Single-fibre responses to electric pulses (estimated by post-stimulus time histograms) showing a fast rise and a slow decline (van den Honert and Stypulkowski 1984; Sly et al. 2007) may be modelled best with a gamma function (Versnel et al. 1992b). However, the distribution of response latencies between fibres may be Gaussian. Therefore, we tested fits of CDLDs with gamma functions and with Gaussian functions, and both in guinea pigs and humans we observed superior fits with Gaussian functions. Due to the large population size and assuming that the discharge jitter is smaller within than between fibres, the resulting convolution of the gamma function with the Gaussian distribution could explain the Gaussian-like CDLD.

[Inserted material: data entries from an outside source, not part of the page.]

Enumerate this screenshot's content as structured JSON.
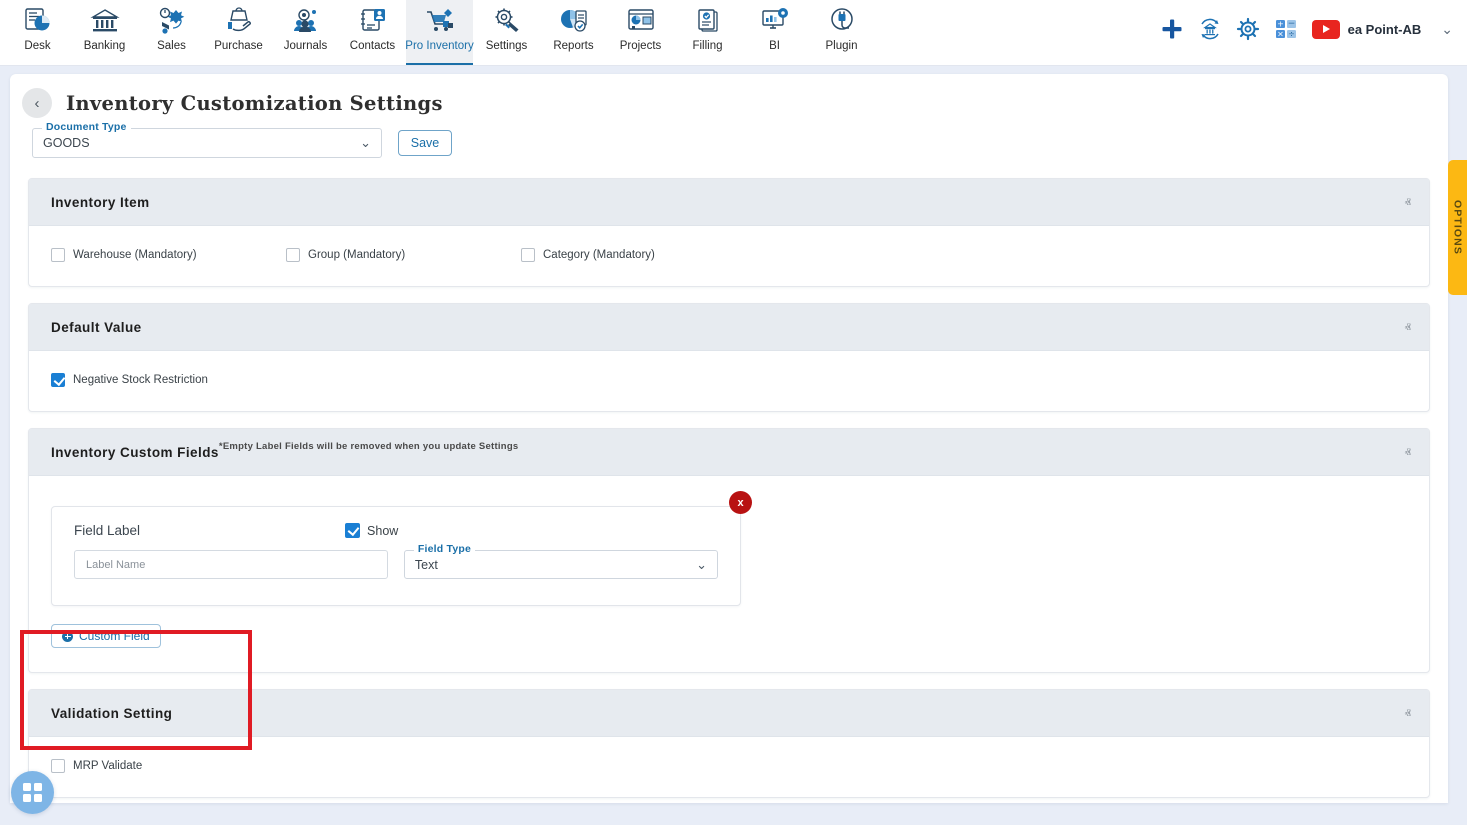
{
  "topnav": {
    "items": [
      {
        "label": "Desk",
        "icon": "desk-dashboard-icon",
        "active": false
      },
      {
        "label": "Banking",
        "icon": "bank-building-icon",
        "active": false
      },
      {
        "label": "Sales",
        "icon": "sales-megaphone-icon",
        "active": false
      },
      {
        "label": "Purchase",
        "icon": "purchase-hand-bag-icon",
        "active": false
      },
      {
        "label": "Journals",
        "icon": "journals-gear-people-icon",
        "active": false
      },
      {
        "label": "Contacts",
        "icon": "contacts-book-icon",
        "active": false
      },
      {
        "label": "Pro Inventory",
        "icon": "inventory-cart-icon",
        "active": true
      },
      {
        "label": "Settings",
        "icon": "settings-gear-wrench-icon",
        "active": false
      },
      {
        "label": "Reports",
        "icon": "reports-piechart-icon",
        "active": false
      },
      {
        "label": "Projects",
        "icon": "projects-board-icon",
        "active": false
      },
      {
        "label": "Filling",
        "icon": "filling-documents-icon",
        "active": false
      },
      {
        "label": "BI",
        "icon": "bi-monitor-icon",
        "active": false
      },
      {
        "label": "Plugin",
        "icon": "plugin-plug-icon",
        "active": false
      }
    ],
    "right_icons": [
      {
        "name": "add-plus-icon"
      },
      {
        "name": "bank-sync-icon"
      },
      {
        "name": "gear-settings-icon"
      },
      {
        "name": "calculator-icon"
      },
      {
        "name": "youtube-icon"
      }
    ],
    "user_name": "ea Point-AB",
    "user_caret": "⌄",
    "accent_blue": "#1a6fa8",
    "youtube_red": "#e8251f"
  },
  "header": {
    "back_icon": "chevron-left-icon",
    "back_glyph": "‹",
    "title": "Inventory Customization Settings"
  },
  "document_type": {
    "label": "Document Type",
    "value": "GOODS",
    "caret": "⌄"
  },
  "save_button": {
    "label": "Save"
  },
  "sections": [
    {
      "id": "inventory-item",
      "title": "Inventory Item",
      "note": "",
      "collapse_glyph": "ⱏ",
      "checkboxes": [
        {
          "label": "Warehouse (Mandatory)",
          "checked": false
        },
        {
          "label": "Group (Mandatory)",
          "checked": false
        },
        {
          "label": "Category (Mandatory)",
          "checked": false
        }
      ]
    },
    {
      "id": "default-value",
      "title": "Default Value",
      "note": "",
      "collapse_glyph": "ⱏ",
      "checkboxes": [
        {
          "label": "Negative Stock Restriction",
          "checked": true
        }
      ]
    },
    {
      "id": "inventory-custom-fields",
      "title": "Inventory Custom Fields",
      "note": "*Empty Label Fields will be removed when you update Settings",
      "collapse_glyph": "ⱏ",
      "checkboxes": []
    },
    {
      "id": "validation-setting",
      "title": "Validation Setting",
      "note": "",
      "collapse_glyph": "ⱏ",
      "checkboxes": [
        {
          "label": "MRP Validate",
          "checked": false
        }
      ]
    }
  ],
  "custom_field": {
    "delete_label": "x",
    "field_label_title": "Field Label",
    "show_label": "Show",
    "show_checked": true,
    "label_name_placeholder": "Label Name",
    "label_name_value": "",
    "field_type_label": "Field Type",
    "field_type_value": "Text",
    "field_type_caret": "⌄",
    "add_button_label": "Custom Field"
  },
  "options_tab": {
    "label": "OPTIONS",
    "color": "#fcb813"
  },
  "fab": {
    "name": "apps-grid-button"
  },
  "highlight": {
    "color": "#e01b24",
    "target": "validation-setting"
  }
}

4.4 Interpretation of CDLD Parameters

In most cases a2/a1 is significant, in both guinea pigs and humans. This suggests either two subpopulations of fibres and/or neural elements (peripheral vs. central site of excitation) with different latencies and proportions, or repeated firings of the same neurons. The latter option is supported by the following arguments (see also in Ramekers et al. 2015). First, the interval between the two components, μ2–μ1, is about 0.5 ms, which is around the absolute refractory period estimated from masker-probe responses. Second, the N2–N1 interval of the eCAP waveform has been found to correlate with recovery measures (Ramekers et al. 2015).

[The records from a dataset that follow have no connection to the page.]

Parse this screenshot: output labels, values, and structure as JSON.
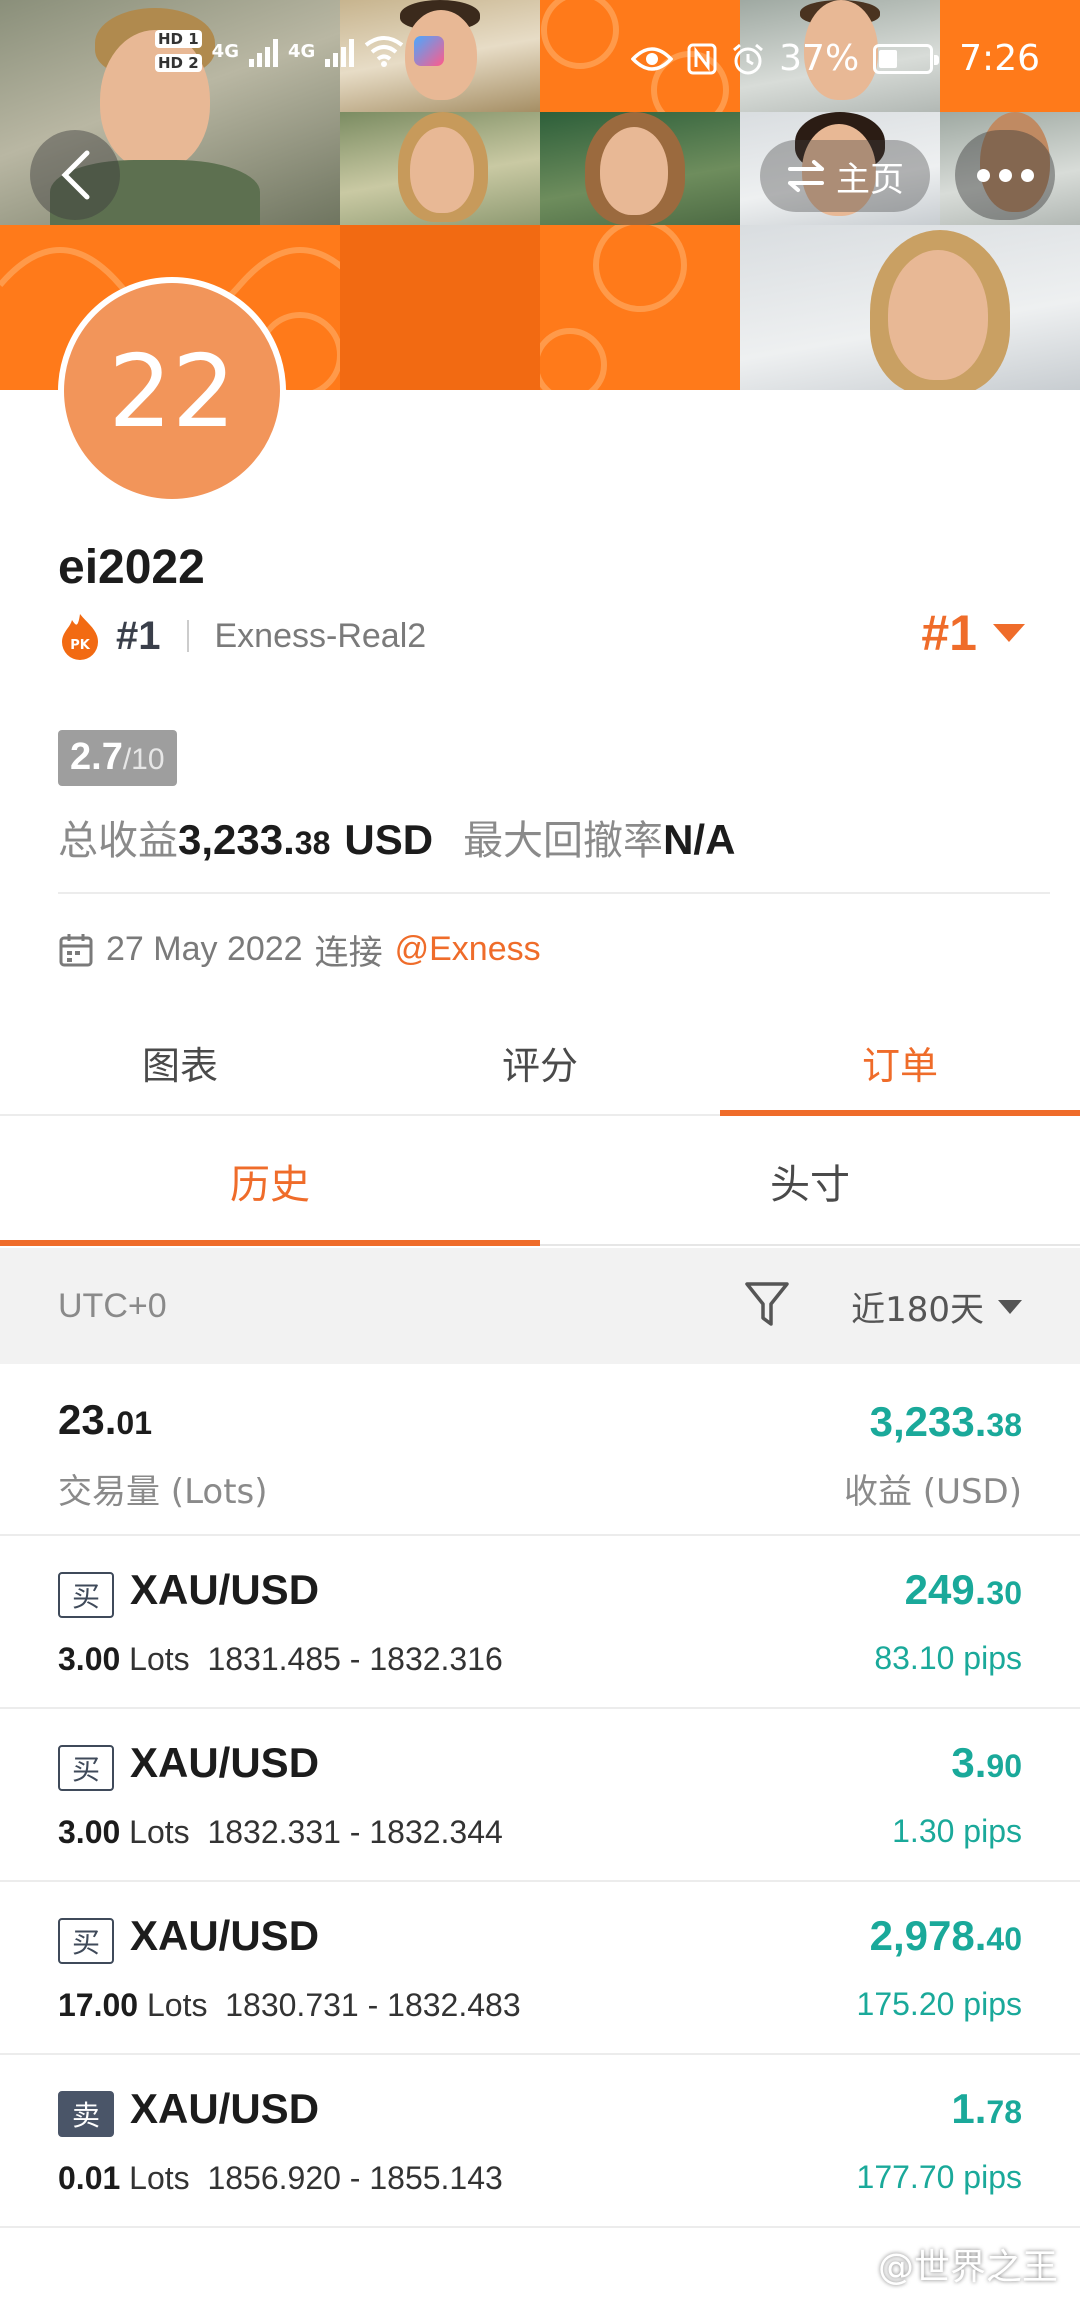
{
  "status_bar": {
    "hd1": "HD 1",
    "hd2": "HD 2",
    "net1": "4G",
    "net2": "4G",
    "battery_pct": "37%",
    "battery_level": 0.37,
    "time": "7:26"
  },
  "nav": {
    "home_label": "主页"
  },
  "profile": {
    "avatar_text": "22",
    "username": "ei2022",
    "pk_label": "PK",
    "rank_small": "#1",
    "server": "Exness-Real2",
    "rank_big": "#1",
    "score": "2.7",
    "score_max": "/10",
    "total_profit_label": "总收益",
    "total_profit_int": "3,233.",
    "total_profit_cents": "38",
    "total_profit_unit": "USD",
    "drawdown_label": "最大回撤率",
    "drawdown_value": "N/A",
    "connected_date": "27 May 2022",
    "connected_label": "连接",
    "broker_link": "@Exness"
  },
  "tabs": {
    "chart": "图表",
    "rating": "评分",
    "orders": "订单"
  },
  "subtabs": {
    "history": "历史",
    "positions": "头寸"
  },
  "filter": {
    "timezone": "UTC+0",
    "range": "近180天"
  },
  "summary": {
    "lots_int": "23.",
    "lots_dec": "01",
    "lots_label": "交易量 (Lots)",
    "profit_int": "3,233.",
    "profit_dec": "38",
    "profit_label": "收益 (USD)"
  },
  "orders": [
    {
      "side": "买",
      "symbol": "XAU/USD",
      "lots": "3.00",
      "lots_unit": "Lots",
      "range": "1831.485 - 1832.316",
      "profit_int": "249.",
      "profit_dec": "30",
      "pips": "83.10 pips"
    },
    {
      "side": "买",
      "symbol": "XAU/USD",
      "lots": "3.00",
      "lots_unit": "Lots",
      "range": "1832.331 - 1832.344",
      "profit_int": "3.",
      "profit_dec": "90",
      "pips": "1.30 pips"
    },
    {
      "side": "买",
      "symbol": "XAU/USD",
      "lots": "17.00",
      "lots_unit": "Lots",
      "range": "1830.731 - 1832.483",
      "profit_int": "2,978.",
      "profit_dec": "40",
      "pips": "175.20 pips"
    },
    {
      "side": "卖",
      "symbol": "XAU/USD",
      "lots": "0.01",
      "lots_unit": "Lots",
      "range": "1856.920 - 1855.143",
      "profit_int": "1.",
      "profit_dec": "78",
      "pips": "177.70 pips"
    }
  ],
  "watermark": "@世界之王",
  "colors": {
    "accent": "#ef6c2a",
    "profit": "#1aa99a",
    "banner_orange": "#ff7a1a"
  }
}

Alternatively, a reduced relative contribution of the second component with increasing stimulation intensity and more basal position within the cochlea as observed in humans could be explained by the former option. The late component can be ascribed to excitation peripheral to the cell body (Stypulkowski and van den Honert 1984) which is thought to occur to a larger extent near threshold (Briaire and Frijns 2005).

5 Conclusion

Obviously, there are multiple differences in experimental settings and biology between the guinea pig and human, which may contribute to different CDLD outcomes. Among others, cause of deafness, cochlear anatomy, duration of deafness, and rate of neural degeneration differ, and there is awake vs. anaesthetized state, chronic vs. acute cochlear implantation, and long vs. short electrode array. Taking these differences into account, a few characteristics appeared to be quite robust across species and experimental setting. Importantly, the deconvolution of the eCAP revealed two separate firing components, which could not easily be detected from the eCAP waveforms themselves. The ratio of the components and the latency of the early component came out as potential markers to assess the condition of the auditory nerve.